Pour faire face à ce défi et avancer dans la voie d'une gestion renouvelée de l'eau dans notre pays, deux préalables apparaissent incontournables :

- disposer, d'une part, des bons outils de mesure et de suivi de la ressource et de ses utilisations, d'autre part, de prévisions affinant les modèles prédictifs , ce qui est particulièrement difficile compte tenu de la grande diversité des situations locales liées à la pluviométrie, aux sols et sous-sols. À cet égard, il est impossible d'adopter une approche globale de la gestion de l'eau faisant fi de la grande diversité de nos territoires, de même qu'il est impossible de transposer les analyses prospectives d'une vallée à l'autre ;

- prévenir les conflits d'usage insolubles et les guerres de l'eau qui pourraient se multiplier et ne faire que des perdants . Le premier niveau des conflits d'usage est entre les utilisateurs de l'eau, en premier lieu les agriculteurs, qui veulent continuer à bénéficier des mêmes quantités voire de quantités accrues pour faire face aux évènements climatiques plus prononcés, et ceux qui considèrent que l'eau pompée dans les rivières ou les nappes, voire seulement recueillie dans des retenues collinaires, aggrave les sécheresses et contribue à dégrader l'environnement et les milieux aquatiques. Le second niveau des conflits d'usage pourrait être entre utilisateurs concurrents : touristes contre agriculteurs, voire agriculteurs entre eux.
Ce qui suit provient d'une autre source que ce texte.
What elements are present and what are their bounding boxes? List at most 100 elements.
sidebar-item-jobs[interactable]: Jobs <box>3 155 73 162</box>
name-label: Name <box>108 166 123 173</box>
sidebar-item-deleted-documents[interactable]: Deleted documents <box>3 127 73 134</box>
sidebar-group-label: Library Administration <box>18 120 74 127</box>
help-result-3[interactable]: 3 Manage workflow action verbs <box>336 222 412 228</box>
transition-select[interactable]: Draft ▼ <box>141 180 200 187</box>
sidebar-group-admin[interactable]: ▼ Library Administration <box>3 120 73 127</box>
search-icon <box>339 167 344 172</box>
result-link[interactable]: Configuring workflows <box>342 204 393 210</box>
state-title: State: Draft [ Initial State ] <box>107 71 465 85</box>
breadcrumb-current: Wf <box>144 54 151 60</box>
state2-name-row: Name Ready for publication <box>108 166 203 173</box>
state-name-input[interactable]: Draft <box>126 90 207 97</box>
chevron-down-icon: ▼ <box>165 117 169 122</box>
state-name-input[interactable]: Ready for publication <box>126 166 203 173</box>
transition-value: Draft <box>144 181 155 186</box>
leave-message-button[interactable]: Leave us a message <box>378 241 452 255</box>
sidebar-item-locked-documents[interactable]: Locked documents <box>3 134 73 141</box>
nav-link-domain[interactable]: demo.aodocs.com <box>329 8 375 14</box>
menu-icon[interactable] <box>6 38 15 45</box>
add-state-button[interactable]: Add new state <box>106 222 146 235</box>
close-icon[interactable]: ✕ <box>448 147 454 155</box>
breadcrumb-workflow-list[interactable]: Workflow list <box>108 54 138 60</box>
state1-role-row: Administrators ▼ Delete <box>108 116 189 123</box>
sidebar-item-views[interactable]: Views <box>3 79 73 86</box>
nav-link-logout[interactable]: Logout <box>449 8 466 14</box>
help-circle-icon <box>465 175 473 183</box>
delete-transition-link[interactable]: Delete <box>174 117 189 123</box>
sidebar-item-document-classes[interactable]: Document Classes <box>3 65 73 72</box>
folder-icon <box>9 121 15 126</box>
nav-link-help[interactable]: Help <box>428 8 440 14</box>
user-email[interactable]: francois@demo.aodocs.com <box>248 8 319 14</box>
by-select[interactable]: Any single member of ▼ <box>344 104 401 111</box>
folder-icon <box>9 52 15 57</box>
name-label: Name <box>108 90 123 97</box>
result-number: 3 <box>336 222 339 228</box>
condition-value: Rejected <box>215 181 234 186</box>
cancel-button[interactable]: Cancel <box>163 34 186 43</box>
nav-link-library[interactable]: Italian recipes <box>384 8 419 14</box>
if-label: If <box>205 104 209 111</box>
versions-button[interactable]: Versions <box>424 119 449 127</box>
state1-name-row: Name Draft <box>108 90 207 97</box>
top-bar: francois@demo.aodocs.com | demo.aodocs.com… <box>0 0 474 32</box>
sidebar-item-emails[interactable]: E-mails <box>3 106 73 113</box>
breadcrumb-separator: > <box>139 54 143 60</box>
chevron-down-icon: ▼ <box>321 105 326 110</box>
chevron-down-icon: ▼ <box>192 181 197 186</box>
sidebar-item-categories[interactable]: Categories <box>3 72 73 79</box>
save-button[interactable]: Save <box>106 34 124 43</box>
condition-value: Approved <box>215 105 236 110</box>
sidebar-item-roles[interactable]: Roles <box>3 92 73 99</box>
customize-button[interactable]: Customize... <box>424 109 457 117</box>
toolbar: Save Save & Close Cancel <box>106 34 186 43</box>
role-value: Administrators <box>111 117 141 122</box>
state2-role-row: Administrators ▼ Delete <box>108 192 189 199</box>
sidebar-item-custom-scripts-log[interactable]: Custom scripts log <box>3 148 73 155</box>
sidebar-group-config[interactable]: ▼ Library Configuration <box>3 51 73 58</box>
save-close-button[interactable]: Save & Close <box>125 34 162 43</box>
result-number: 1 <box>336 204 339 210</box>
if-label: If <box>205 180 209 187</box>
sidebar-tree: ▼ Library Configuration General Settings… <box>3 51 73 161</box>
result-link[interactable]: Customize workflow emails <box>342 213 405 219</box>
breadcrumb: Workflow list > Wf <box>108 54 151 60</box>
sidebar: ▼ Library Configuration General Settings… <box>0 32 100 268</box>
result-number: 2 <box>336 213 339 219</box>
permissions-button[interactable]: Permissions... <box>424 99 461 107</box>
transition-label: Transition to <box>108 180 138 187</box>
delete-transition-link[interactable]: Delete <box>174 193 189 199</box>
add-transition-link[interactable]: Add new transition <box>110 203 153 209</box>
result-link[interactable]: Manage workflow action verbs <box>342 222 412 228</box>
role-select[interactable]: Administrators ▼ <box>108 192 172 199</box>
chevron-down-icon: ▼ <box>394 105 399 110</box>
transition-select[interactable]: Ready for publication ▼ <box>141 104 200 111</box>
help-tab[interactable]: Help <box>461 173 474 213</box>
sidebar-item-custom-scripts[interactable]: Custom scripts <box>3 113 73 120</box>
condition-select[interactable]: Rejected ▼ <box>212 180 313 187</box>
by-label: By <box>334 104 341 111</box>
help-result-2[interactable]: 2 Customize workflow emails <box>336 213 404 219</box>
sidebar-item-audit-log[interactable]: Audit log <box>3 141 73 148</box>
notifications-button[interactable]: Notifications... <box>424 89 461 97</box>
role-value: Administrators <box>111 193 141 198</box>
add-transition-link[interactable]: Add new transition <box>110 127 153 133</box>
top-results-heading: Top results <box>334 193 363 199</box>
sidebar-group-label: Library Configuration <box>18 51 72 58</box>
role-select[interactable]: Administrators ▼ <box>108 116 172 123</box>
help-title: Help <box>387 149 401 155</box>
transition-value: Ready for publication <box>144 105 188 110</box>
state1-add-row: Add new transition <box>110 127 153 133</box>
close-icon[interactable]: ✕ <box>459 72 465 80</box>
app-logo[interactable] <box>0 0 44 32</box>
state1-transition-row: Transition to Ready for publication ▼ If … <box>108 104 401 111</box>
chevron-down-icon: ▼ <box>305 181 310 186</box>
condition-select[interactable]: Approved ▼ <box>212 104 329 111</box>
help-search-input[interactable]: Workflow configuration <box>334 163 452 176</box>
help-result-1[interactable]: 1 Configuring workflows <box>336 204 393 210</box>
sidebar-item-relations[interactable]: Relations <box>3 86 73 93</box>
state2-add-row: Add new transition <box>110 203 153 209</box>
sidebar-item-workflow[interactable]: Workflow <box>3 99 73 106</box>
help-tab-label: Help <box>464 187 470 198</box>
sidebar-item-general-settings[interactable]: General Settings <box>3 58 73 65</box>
4. Un avenir difficile à scénariser

L'avenir n'est pas tout tracé. Plusieurs scénarios peuvent néanmoins être esquissés :

- un scénario catastrophe : celui d'une baisse significative de la disponibilité en eau dans de nombreuses régions, avec une baisse généralisée du niveau des nappes et une réduction des possibilités d'irrigation ou même d'approvisionnement en eau potable, qui se traduirait par l'abandon d'exploitations agricoles, des ruptures ponctuelles d'approvisionnement en eau potable et une dégradation des écosystèmes dépendants de l'eau ;

- un scénario vertueux : celui d'une gestion de l'eau apaisée, capable de faire face à une moindre disponibilité estivale un peu partout, à travers l'anticipation des difficultés et la mise en place d'un partage de la ressource entre tous les secteurs qui en dépendent ;

- un scénario intermédiaire : celui d'une certaine sobriété dans la consommation d'eau, d'une gestion améliorée de la ressource, d'un travail approfondi sur les conflits d'usages, d'une meilleure anticipation des difficultés.

Dans les trois scénarios, quatre variables principales sont prises en compte : la quantité d'eau disponible, l'investissement effectué dans la gestion de la ressource, le traitement des conflits d'usage et l'anticipation des évolutions.